🤖 AI Summary
Existing trimap-free video matting methods lack deterministic foreground-background cues, resulting in poor temporal consistency and blurred edge details. To address this, we propose an object-aware video matting framework. First, we introduce the Object-Guided Cross-Frame Correction and Refinement (OGCR) module—the first of its kind—to enable dynamic aggregation from instance-level semantics to pixel-level features across frames. Second, we design a sequential foreground fusion enhancement strategy to improve robustness in complex, dynamic scenes. Third, we develop an end-to-end architecture integrating cross-frame feature alignment, instance-aware attention, and sequence-aware data augmentation. Requiring only a coarse mask on the first frame, our method achieves state-of-the-art performance on both synthetic and real-world benchmarks, with significant improvements in temporal stability and edge accuracy.
📝 Abstract
Recently, trimap-free methods have drawn increasing attention in human video matting due to their promising performance.

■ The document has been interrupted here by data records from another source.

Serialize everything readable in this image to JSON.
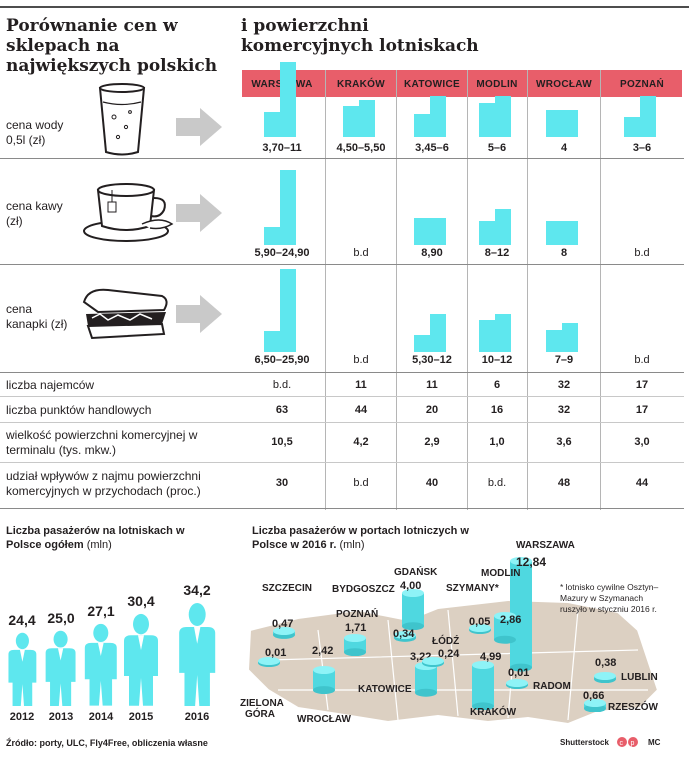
{
  "title_left": "Porównanie cen w sklepach na największych polskich",
  "title_right": "i powierzchni komercyjnych lotniskach",
  "airports": [
    "WARSZAWA",
    "KRAKÓW",
    "KATOWICE",
    "MODLIN",
    "WROCŁAW",
    "POZNAŃ"
  ],
  "price_rows": [
    {
      "label": "cena wody 0,5l (zł)",
      "values": [
        "3,70–11",
        "4,50–5,50",
        "3,45–6",
        "5–6",
        "4",
        "3–6"
      ]
    },
    {
      "label": "cena kawy (zł)",
      "values": [
        "5,90–24,90",
        "b.d",
        "8,90",
        "8–12",
        "8",
        "b.d"
      ]
    },
    {
      "label": "cena kanapki (zł)",
      "values": [
        "6,50–25,90",
        "b.d",
        "5,30–12",
        "10–12",
        "7–9",
        "b.d"
      ]
    }
  ],
  "stat_rows": [
    {
      "label": "liczba najemców",
      "values": [
        "b.d.",
        "11",
        "11",
        "6",
        "32",
        "17"
      ]
    },
    {
      "label": "liczba punktów handlowych",
      "values": [
        "63",
        "44",
        "20",
        "16",
        "32",
        "17"
      ]
    },
    {
      "label": "wielkość powierzchni komercyjnej w terminalu (tys. mkw.)",
      "values": [
        "10,5",
        "4,2",
        "2,9",
        "1,0",
        "3,6",
        "3,0"
      ]
    },
    {
      "label": "udział wpływów z najmu powierzchni komercyjnych w przychodach (proc.)",
      "values": [
        "30",
        "b.d",
        "40",
        "b.d.",
        "48",
        "44"
      ]
    }
  ],
  "passengers_title": "Liczba pasażerów na lotniskach w Polsce ogółem",
  "passengers_unit": "(mln)",
  "ports_title": "Liczba pasażerów w portach lotniczych w Polsce w 2016 r.",
  "ports_unit": "(mln)",
  "footnote": "* lotnisko cywilne Osztyn–Mazury w Szymanach ruszyło w styczniu 2016 r.",
  "source": "Źródło: porty, ULC, Fly4Free, obliczenia własne",
  "credit": "Shutterstock",
  "credit2": "MC",
  "chart_data": [
    {
      "type": "bar",
      "categories": [
        "WARSZAWA",
        "KRAKÓW",
        "KATOWICE",
        "MODLIN",
        "WROCŁAW",
        "POZNAŃ"
      ],
      "series": [
        {
          "name": "cena wody 0,5l (zł)",
          "min": [
            3.7,
            4.5,
            3.45,
            5,
            4,
            3
          ],
          "max": [
            11,
            5.5,
            6,
            6,
            4,
            6
          ]
        },
        {
          "name": "cena kawy (zł)",
          "min": [
            5.9,
            null,
            8.9,
            8,
            8,
            null
          ],
          "max": [
            24.9,
            null,
            8.9,
            12,
            8,
            null
          ]
        },
        {
          "name": "cena kanapki (zł)",
          "min": [
            6.5,
            null,
            5.3,
            10,
            7,
            null
          ],
          "max": [
            25.9,
            null,
            12,
            12,
            9,
            null
          ]
        }
      ]
    },
    {
      "type": "bar",
      "title": "Liczba pasażerów na lotniskach w Polsce ogółem",
      "categories": [
        "2012",
        "2013",
        "2014",
        "2015",
        "2016"
      ],
      "labels": [
        "24,4",
        "25,0",
        "27,1",
        "30,4",
        "34,2"
      ],
      "values": [
        24.4,
        25.0,
        27.1,
        30.4,
        34.2
      ]
    },
    {
      "type": "bar",
      "title": "Liczba pasażerów w portach lotniczych w Polsce w 2016 r.",
      "categories": [
        "WARSZAWA",
        "KRAKÓW",
        "GDAŃSK",
        "KATOWICE",
        "WROCŁAW",
        "MODLIN",
        "POZNAŃ",
        "SZCZECIN",
        "RZESZÓW",
        "LUBLIN",
        "BYDGOSZCZ",
        "ŁÓDŹ",
        "SZYMANY*",
        "ZIELONA GÓRA",
        "RADOM"
      ],
      "labels": [
        "12,84",
        "4,99",
        "4,00",
        "3,22",
        "2,42",
        "2,86",
        "1,71",
        "0,47",
        "0,66",
        "0,38",
        "0,34",
        "0,24",
        "0,05",
        "0,01",
        "0,01"
      ],
      "values": [
        12.84,
        4.99,
        4.0,
        3.22,
        2.42,
        2.86,
        1.71,
        0.47,
        0.66,
        0.38,
        0.34,
        0.24,
        0.05,
        0.01,
        0.01
      ]
    }
  ]
}
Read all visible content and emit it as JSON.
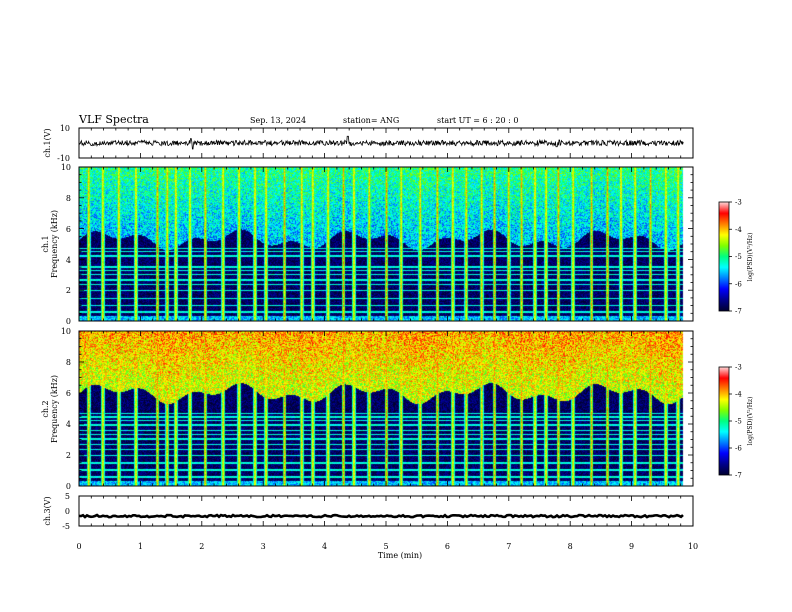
{
  "header": {
    "title": "VLF Spectra",
    "date": "Sep. 13, 2024",
    "station": "station= ANG",
    "start": "start  UT =   6  : 20 : 0"
  },
  "chart_data": [
    {
      "type": "line",
      "panel": "ch1-waveform",
      "ylabel": "ch.1(V)",
      "ylim": [
        -10,
        10
      ],
      "yticks": [
        -10,
        10
      ],
      "baseline": 0,
      "noise_amplitude": 1.8,
      "spikes": [
        {
          "t": 1.82,
          "v": 3.0
        },
        {
          "t": 1.85,
          "v": -4.0
        },
        {
          "t": 4.38,
          "v": 4.5
        },
        {
          "t": 7.78,
          "v": -2.5
        },
        {
          "t": 7.82,
          "v": 2.0
        }
      ],
      "xlim": [
        0,
        10
      ],
      "grid": false
    },
    {
      "type": "heatmap",
      "panel": "ch1-spectrogram",
      "ylabel": "Frequency (kHz)",
      "channel_label": "ch.1",
      "ylim": [
        0,
        10
      ],
      "yticks": [
        0,
        2,
        4,
        6,
        8,
        10
      ],
      "xlim": [
        0,
        10
      ],
      "data_extent_min": 9.83,
      "colorbar": {
        "label": "log(PSD)(V²/Hz)",
        "ticks": [
          -3,
          -4,
          -5,
          -6,
          -7
        ],
        "range": [
          -7,
          -3
        ]
      },
      "noise_floor_khz": 5.3,
      "high_band_level": -5.6,
      "low_band_level": -6.8,
      "narrowband_lines_khz": [
        0.6,
        1.05,
        1.5,
        2.0,
        2.4,
        2.7,
        3.05,
        3.3,
        3.55,
        4.25,
        4.55,
        4.75
      ],
      "sferics_min": [
        0.15,
        0.38,
        0.64,
        0.92,
        1.27,
        1.43,
        1.57,
        1.8,
        2.05,
        2.34,
        2.6,
        2.86,
        3.04,
        3.34,
        3.62,
        3.8,
        4.05,
        4.3,
        4.47,
        4.72,
        5.0,
        5.24,
        5.55,
        5.83,
        6.08,
        6.3,
        6.55,
        6.76,
        6.99,
        7.2,
        7.42,
        7.6,
        7.8,
        8.04,
        8.34,
        8.6,
        8.82,
        9.05,
        9.3,
        9.55,
        9.75
      ]
    },
    {
      "type": "heatmap",
      "panel": "ch2-spectrogram",
      "ylabel": "Frequency (kHz)",
      "channel_label": "ch.2",
      "ylim": [
        0,
        10
      ],
      "yticks": [
        0,
        2,
        4,
        6,
        8,
        10
      ],
      "xlim": [
        0,
        10
      ],
      "data_extent_min": 9.83,
      "colorbar": {
        "label": "log(PSD)(V²/Hz)",
        "ticks": [
          -3,
          -4,
          -5,
          -6,
          -7
        ],
        "range": [
          -7,
          -3
        ]
      },
      "noise_floor_khz": 6.0,
      "high_band_level": -4.4,
      "low_band_level": -6.8,
      "narrowband_lines_khz": [
        0.6,
        1.05,
        1.5,
        2.0,
        2.4,
        2.7,
        3.05,
        3.35,
        3.6,
        3.95,
        4.25,
        4.5,
        4.7
      ],
      "sferics_min": [
        0.15,
        0.38,
        0.64,
        0.92,
        1.27,
        1.43,
        1.57,
        1.8,
        2.05,
        2.34,
        2.6,
        2.86,
        3.04,
        3.34,
        3.62,
        3.8,
        4.05,
        4.3,
        4.47,
        4.72,
        5.0,
        5.24,
        5.55,
        5.83,
        6.08,
        6.3,
        6.55,
        6.76,
        6.99,
        7.2,
        7.42,
        7.6,
        7.8,
        8.04,
        8.34,
        8.6,
        8.82,
        9.05,
        9.3,
        9.55,
        9.75
      ]
    },
    {
      "type": "line",
      "panel": "ch3-waveform",
      "ylabel": "ch.3(V)",
      "ylim": [
        -5,
        5
      ],
      "yticks": [
        -5,
        0,
        5
      ],
      "baseline": -1.7,
      "noise_amplitude": 0.35,
      "xlim": [
        0,
        10
      ],
      "xticks": [
        0,
        1,
        2,
        3,
        4,
        5,
        6,
        7,
        8,
        9,
        10
      ],
      "xlabel": "Time  (min)",
      "grid": false
    }
  ],
  "colors": {
    "colormap": [
      "#000033",
      "#00008f",
      "#0000ff",
      "#0080ff",
      "#00ffff",
      "#00ff80",
      "#80ff00",
      "#ffff00",
      "#ff8000",
      "#ff0000",
      "#ffd0d0"
    ]
  }
}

Nevertheless, these methods still suffer from the lack of deterministic foreground-background cues, which impairs their ability to consistently identify and locate foreground targets over time and mine fine-grained details. In this paper, we present a trimap-free Object-Aware Video Matting (OAVM) framework, which can perceive different objects, enabling joint recognition of foreground objects and refinement of edge details. Specifically, we propose an Object-Guided Correction and Refinement (OGCR) module, which employs cross-frame guidance to aggregate object-level instance information into pixel-level detail features, thereby promoting their synergy. Furthermore, we design a Sequential Foreground Merging augmentation strategy to diversify sequential scenarios and enhance capacity of the network for object discrimination. Extensive experiments on recent widely used synthetic and real-world benchmarks demonstrate the state-of-the-art performance of our OAVM with only an initial coarse mask. The code and model will be available.